Australian shares have had their worst year since 2011 amid fresh evidence of a tightening credit squeeze at home and growing concern about a weakening global economy.
The benchmark ASX200 index finished lower on the last day of the year after a late dive on the share market, confirming 2018 as the worst 12 months for the bourse since 2011.
The S&P/ASX200 index closed down 7.9 points, or 0.14%, at 5645.0 at an earlier-than-usual close of 2pm AEDT on Monday. The broader All Ordinaries closed 6.6 points lower at 5715.0, or 0.12% down, having also been higher throughout the day.
The ASX has slipped 9.04% since September – the worst quarter since September 2011 – and 2018 was its worst year in seven, down 6.9% amid wider global volatility.
The Australian dollar edged higher, buying US70.62c, up from 70.48c on Friday.
Figures from the Reserve Bank on Monday showed a renewed credit squeeze across the Australian economy.
For the year ending in November, broad money – the widest definition of the money in circulation – grew just 1.8% compared with 6% to the year ending in November 2017. Personal credit and housing credit were also lower.
Credit growth in Australia is set to ease further in 2019 based on the ongoing weakness in new lending activity in the housing market. This points to further falls, and larger monthly falls, in property prices #ausproperty pic.twitter.com/1xPJVIAqzj
— Callam Pickering (@CallamPickering) December 31, 2018
The prospect of falling house prices and further pressure on bank shares as the royal commission prepares to reveal its final report into the industry will act as additional curbs on domestic prospects.
Ater 10 years of strong growth, especially in the US, world stock markets have been rocked by rises in US interest rates and uncertainty caused by the US-China trade dispute.
There are also fears that the Chinese economy is heading for a downturn, underlined by figures on Monday showing that the manufacturing sector contracted last month, for the first time since 2016.

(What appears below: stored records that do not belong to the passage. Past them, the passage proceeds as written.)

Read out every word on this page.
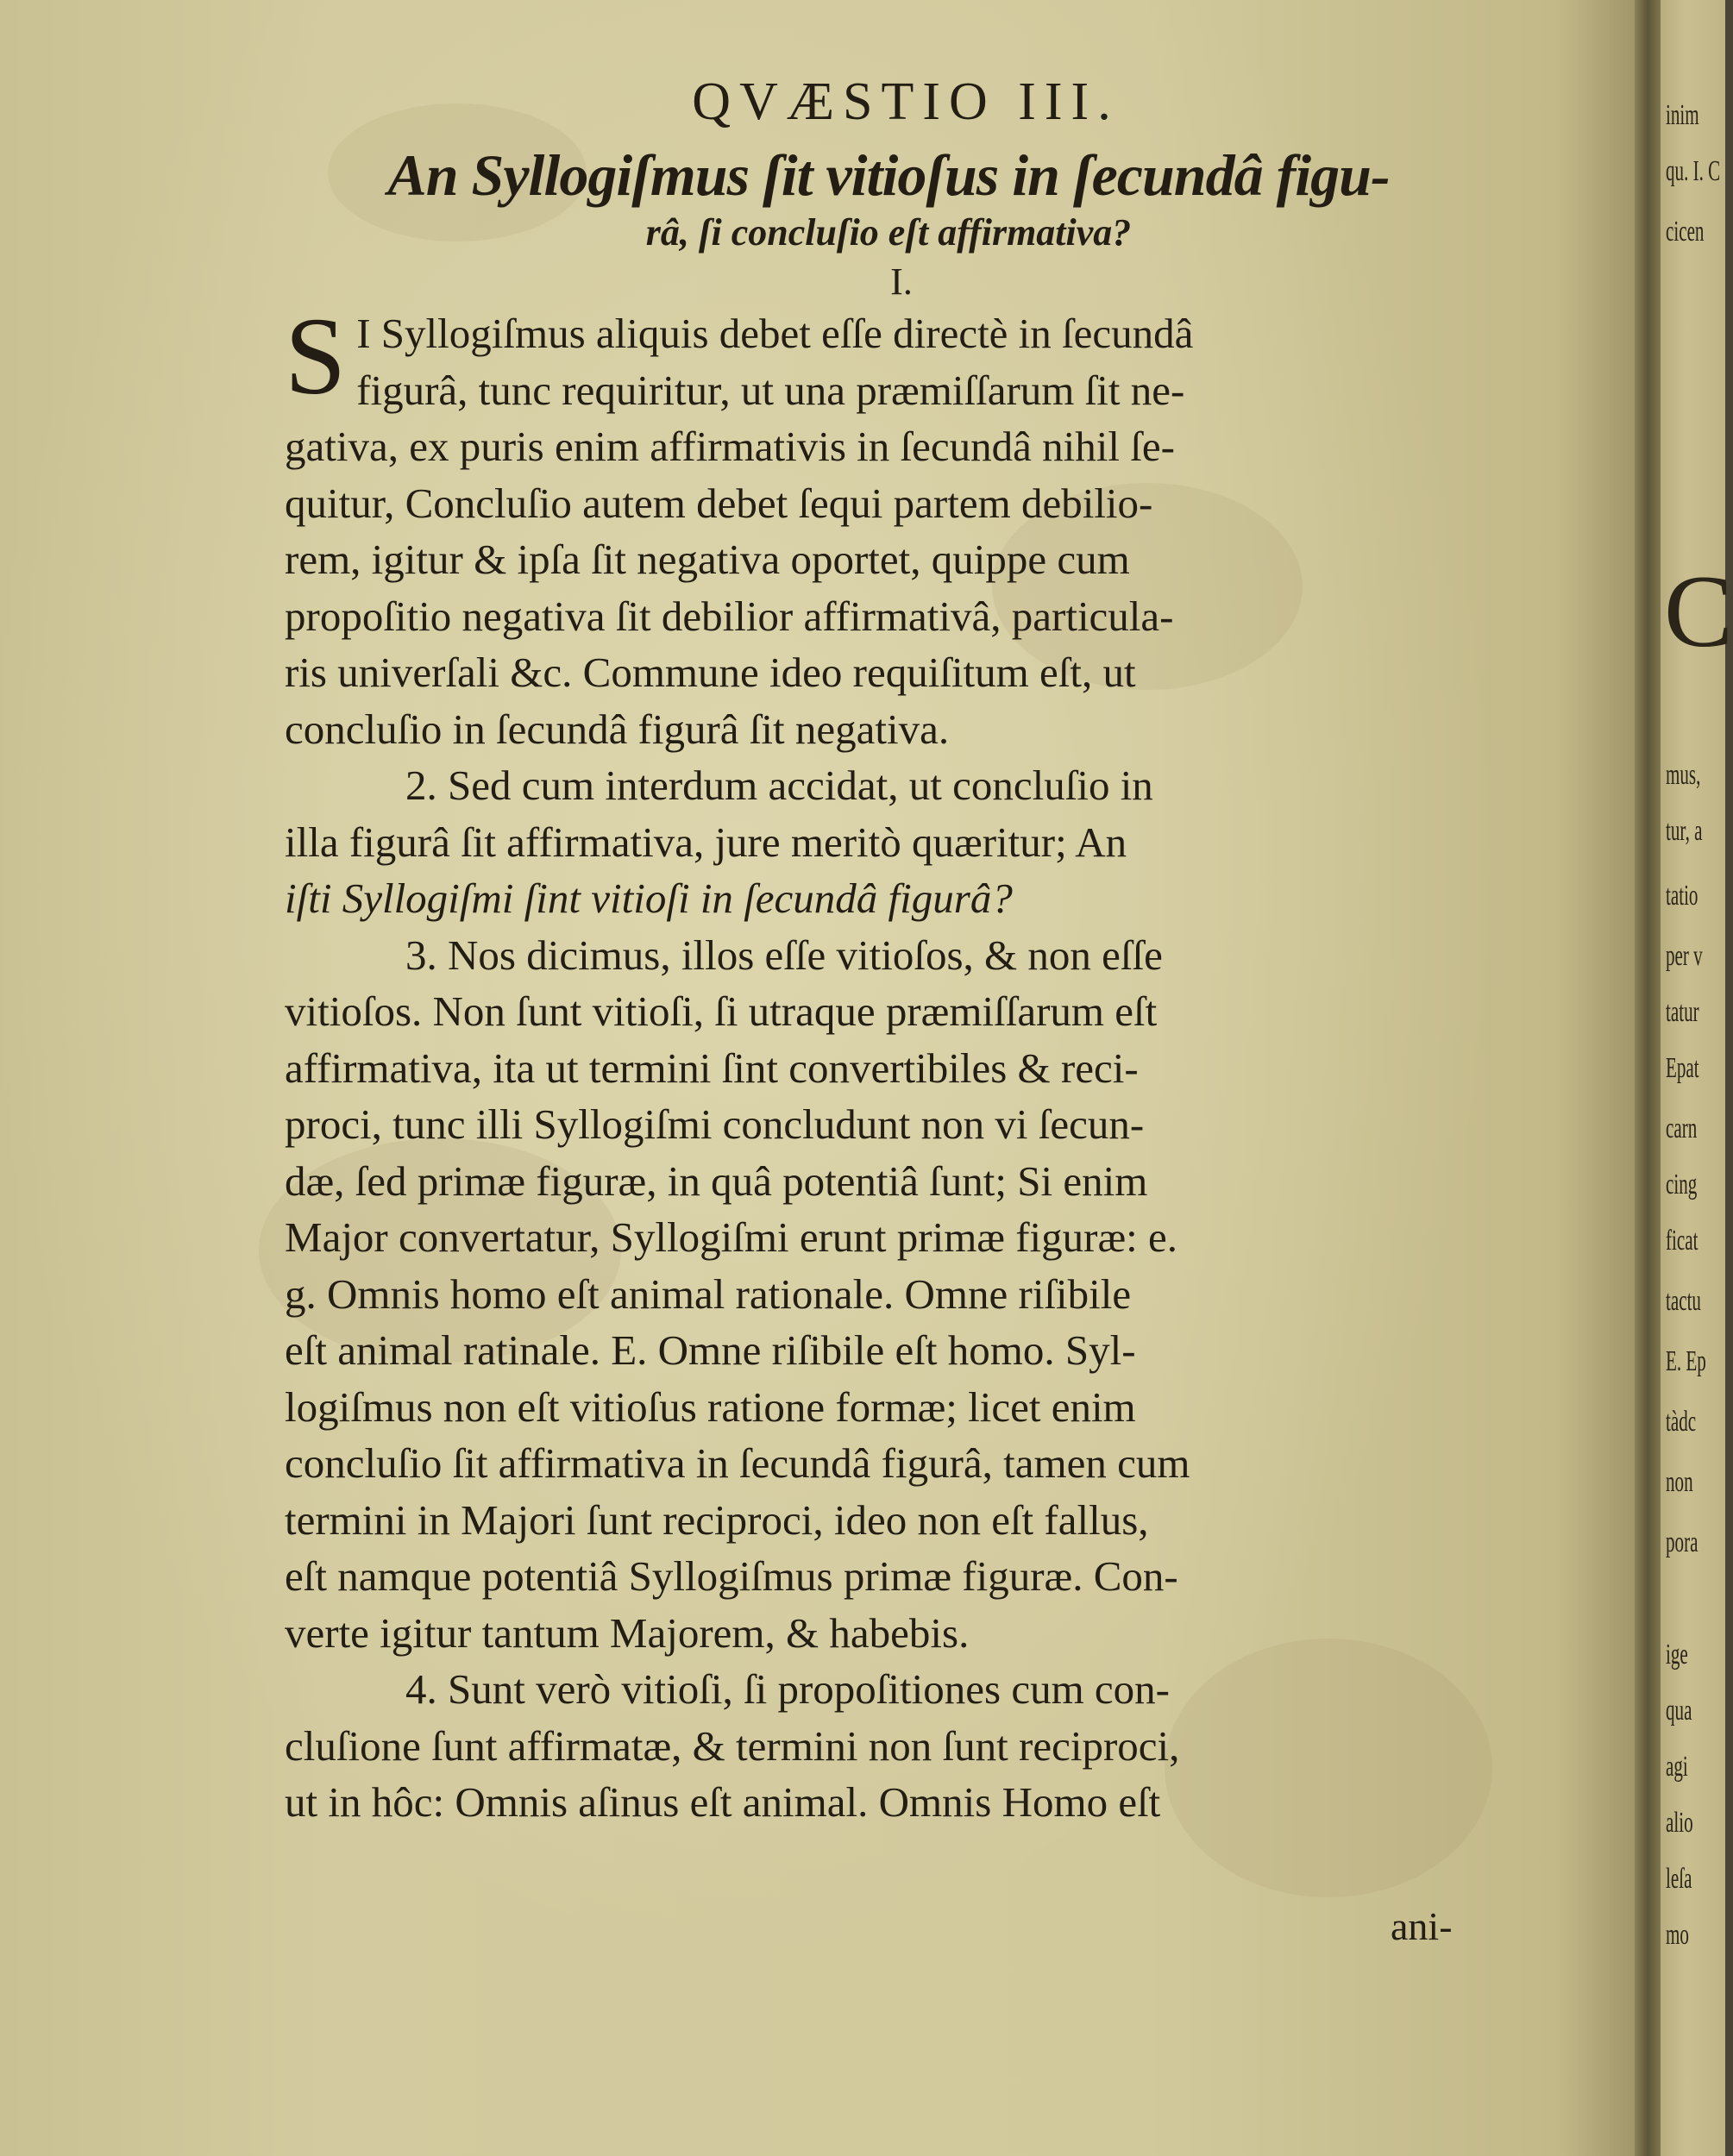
QVÆSTIO III.
An Syllogiſmus ſit vitioſus in ſecundâ figu-
râ, ſi concluſio eſt affirmativa?
I.
S I Syllogiſmus aliquis debet eſſe directè in ſecundâ
figurâ, tunc requiritur, ut una præmiſſarum ſit ne-
gativa, ex puris enim affirmativis in ſecundâ nihil ſe-
quitur, Concluſio autem debet ſequi partem debilio-
rem, igitur & ipſa ſit negativa oportet, quippe cum
propoſitio negativa ſit debilior affirmativâ, particula-
ris univerſali &c. Commune ideo requiſitum eſt, ut
concluſio in ſecundâ figurâ ſit negativa.
2. Sed cum interdum accidat, ut concluſio in
illa figurâ ſit affirmativa, jure meritò quæritur; An
iſti Syllogiſmi ſint vitioſi in ſecundâ figurâ?
3. Nos dicimus, illos eſſe vitioſos, & non eſſe
vitioſos. Non ſunt vitioſi, ſi utraque præmiſſarum eſt
affirmativa, ita ut termini ſint convertibiles & reci-
proci, tunc illi Syllogiſmi concludunt non vi ſecun-
dæ, ſed primæ figuræ, in quâ potentiâ ſunt; Si enim
Major convertatur, Syllogiſmi erunt primæ figuræ: e.
g. Omnis homo eſt animal rationale. Omne riſibile
eſt animal ratinale. E. Omne riſibile eſt homo. Syl-
logiſmus non eſt vitioſus ratione formæ; licet enim
concluſio ſit affirmativa in ſecundâ figurâ, tamen cum
termini in Majori ſunt reciproci, ideo non eſt fallus,
eſt namque potentiâ Syllogiſmus primæ figuræ. Con-
verte igitur tantum Majorem, & habebis.
4. Sunt verò vitioſi, ſi propoſitiones cum con-
cluſione ſunt affirmatæ, & termini non ſunt reciproci,
ut in hôc: Omnis aſinus eſt animal. Omnis Homo eſt
ani-
inim
qu. I. C
cicen
C
mus,
tur, a
tatio
per v
tatur
Epat
carn
cing
ficat
tactu
E. Ep
tàdc
non
pora
ige
qua
agi
alio
leſa
mo
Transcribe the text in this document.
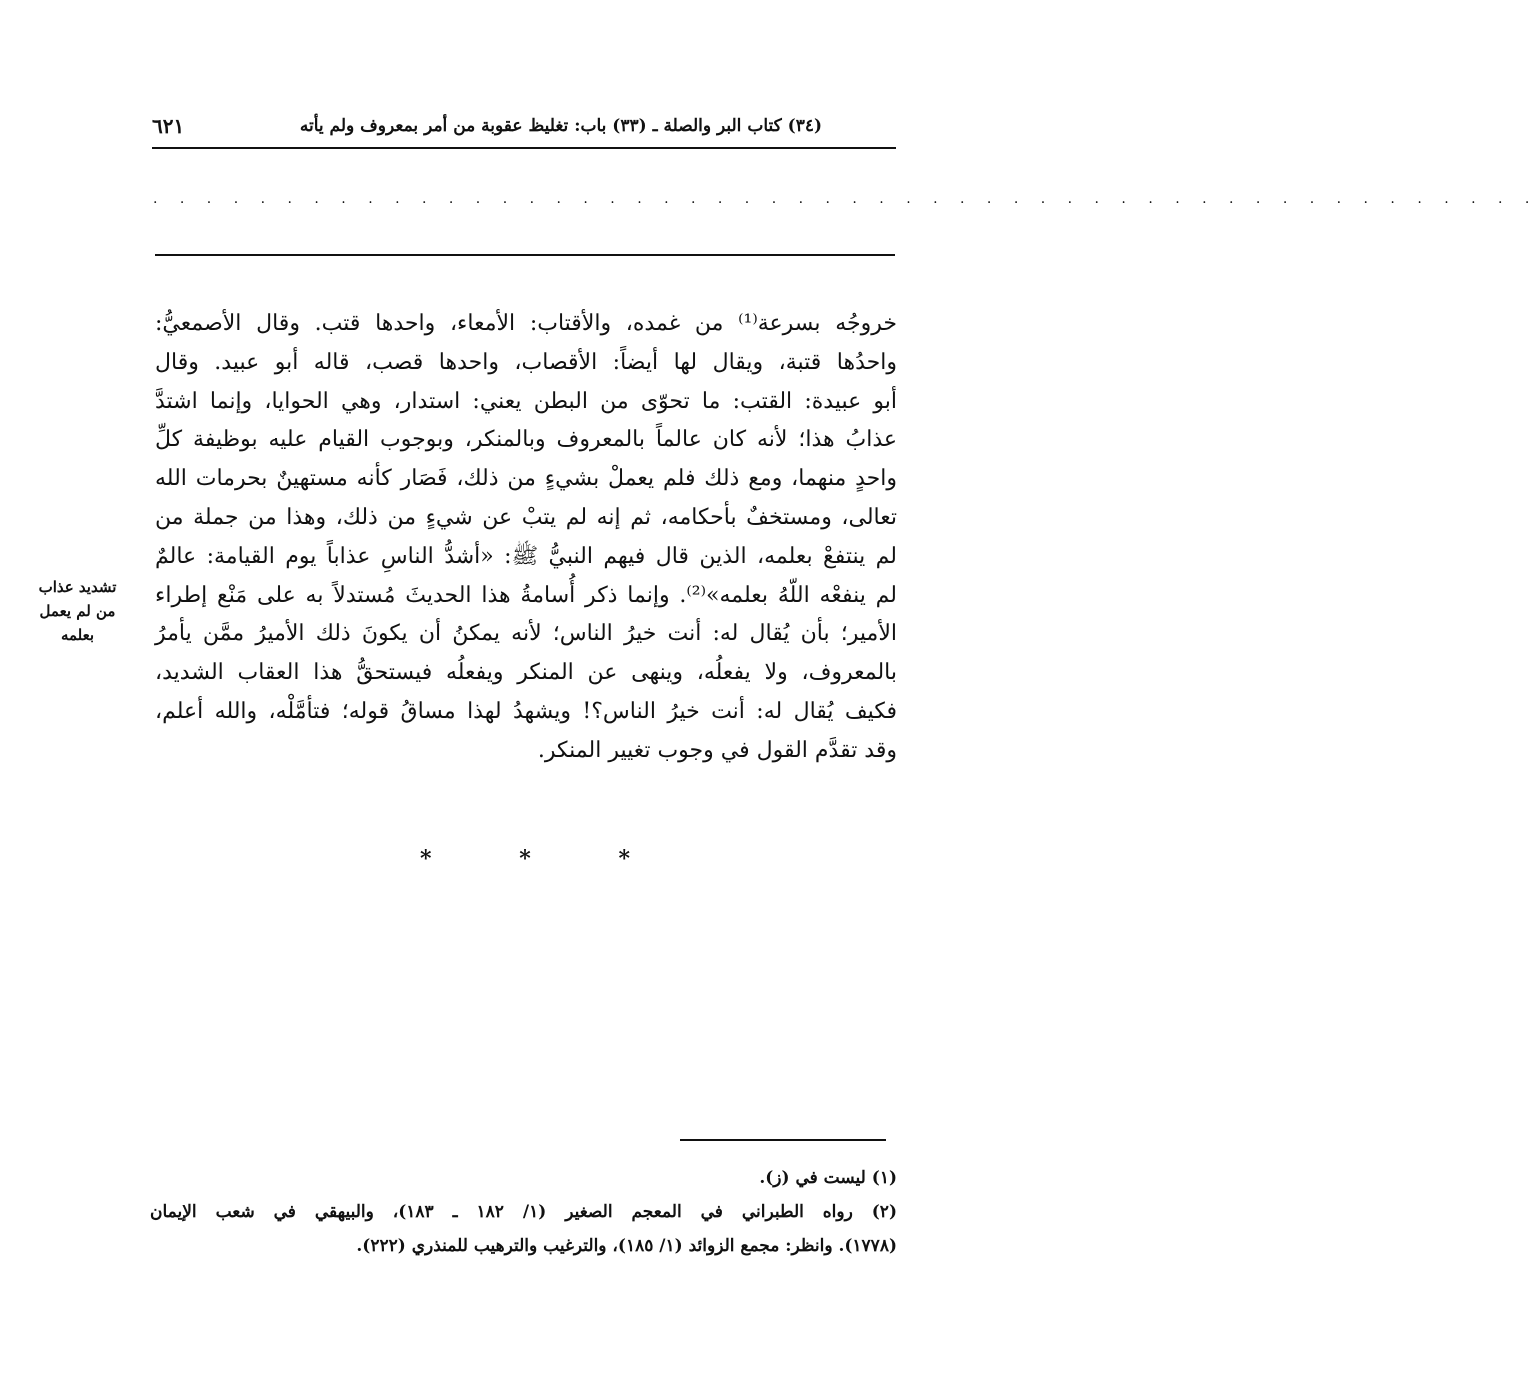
(٣٤) كتاب البر والصلة ـ (٣٣) باب: تغليظ عقوبة من أمر بمعروف ولم يأته
٦٢١
. . . . . . . . . . . . . . . . . . . . . . . . . . . . . . . . . . . . . . . . . . . . . . . . . . . .
خروجُه بسرعة⁽¹⁾ من غمده، والأقتاب: الأمعاء، واحدها قتب. وقال الأصمعيُّ:
واحدُها قتبة، ويقال لها أيضاً: الأقصاب، واحدها قصب، قاله أبو عبيد. وقال
أبو عبيدة: القتب: ما تحوّى من البطن يعني: استدار، وهي الحوايا، وإنما اشتدَّ
عذابُ هذا؛ لأنه كان عالماً بالمعروف وبالمنكر، وبوجوب القيام عليه بوظيفة كلِّ
واحدٍ منهما، ومع ذلك فلم يعملْ بشيءٍ من ذلك، فَصَار كأنه مستهينٌ بحرمات الله
تعالى، ومستخفٌ بأحكامه، ثم إنه لم يتبْ عن شيءٍ من ذلك، وهذا من جملة من
لم ينتفعْ بعلمه، الذين قال فيهم النبيُّ ﷺ: «أشدُّ الناسِ عذاباً يوم القيامة: عالمٌ
لم ينفعْه اللّهُ بعلمه»⁽²⁾. وإنما ذكر أُسامةُ هذا الحديثَ مُستدلاً به على مَنْع إطراء
الأمير؛ بأن يُقال له: أنت خيرُ الناس؛ لأنه يمكنُ أن يكونَ ذلك الأميرُ ممَّن يأمرُ
بالمعروف، ولا يفعلُه، وينهى عن المنكر ويفعلُه فيستحقُّ هذا العقاب الشديد،
فكيف يُقال له: أنت خيرُ الناس؟! ويشهدُ لهذا مساقُ قوله؛ فتأمَّلْه، والله أعلم،
وقد تقدَّم القول في وجوب تغيير المنكر.
تشديد عذاب
من لم يعمل
بعلمه
*	*	*
(١) ليست في (ز).
(٢) رواه الطبراني في المعجم الصغير (١/ ١٨٢ ـ ١٨٣)، والبيهقي في شعب الإيمان
(١٧٧٨). وانظر: مجمع الزوائد (١/ ١٨٥)، والترغيب والترهيب للمنذري (٢٢٢).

#China’s manufacturing activities contracted for first time since July 2016
— YUAN TALKS (@YuanTalks) December 31, 2018
Export and import activities both slipped deeper into the contraction zone;
Construction activities picked up significantly following China's infrastructure pushhttps://t.co/rw92xQs8hU
Naka Matsuzawa, the chief Japan rates strategist at the investment bank Nomura, said in a note that the global economy was on an “irreversible path to an economic downturn” as it worked through the last cycle of the post-crisis expansion in credit.
“However, we do not expect the economy to fall suddenly into a downturn, but to recover temporarily in the second half of 2019 to the first half of 2020 after signs of a slowdown strengthen through the first half of 2019,” he said.
Chris Weston, the head of research at Pepperstone in Melbourne, said fears over global growth and manufacturing loomed as one of the major concerns heading into 2019.
“Liquidity had been sucked out of markets because of downright pessimism,” he said. “At the heart of it is US and Sino relations – Donald Trump would be rubbing his hands together at [China manufacturing data] because he’s got some leverage now.”
The Chinese stock market has been the worst performer of the year across the region, losing a quarter of its value. The only major market in the black for the year was India, where the BSE was ahead by almost 6%.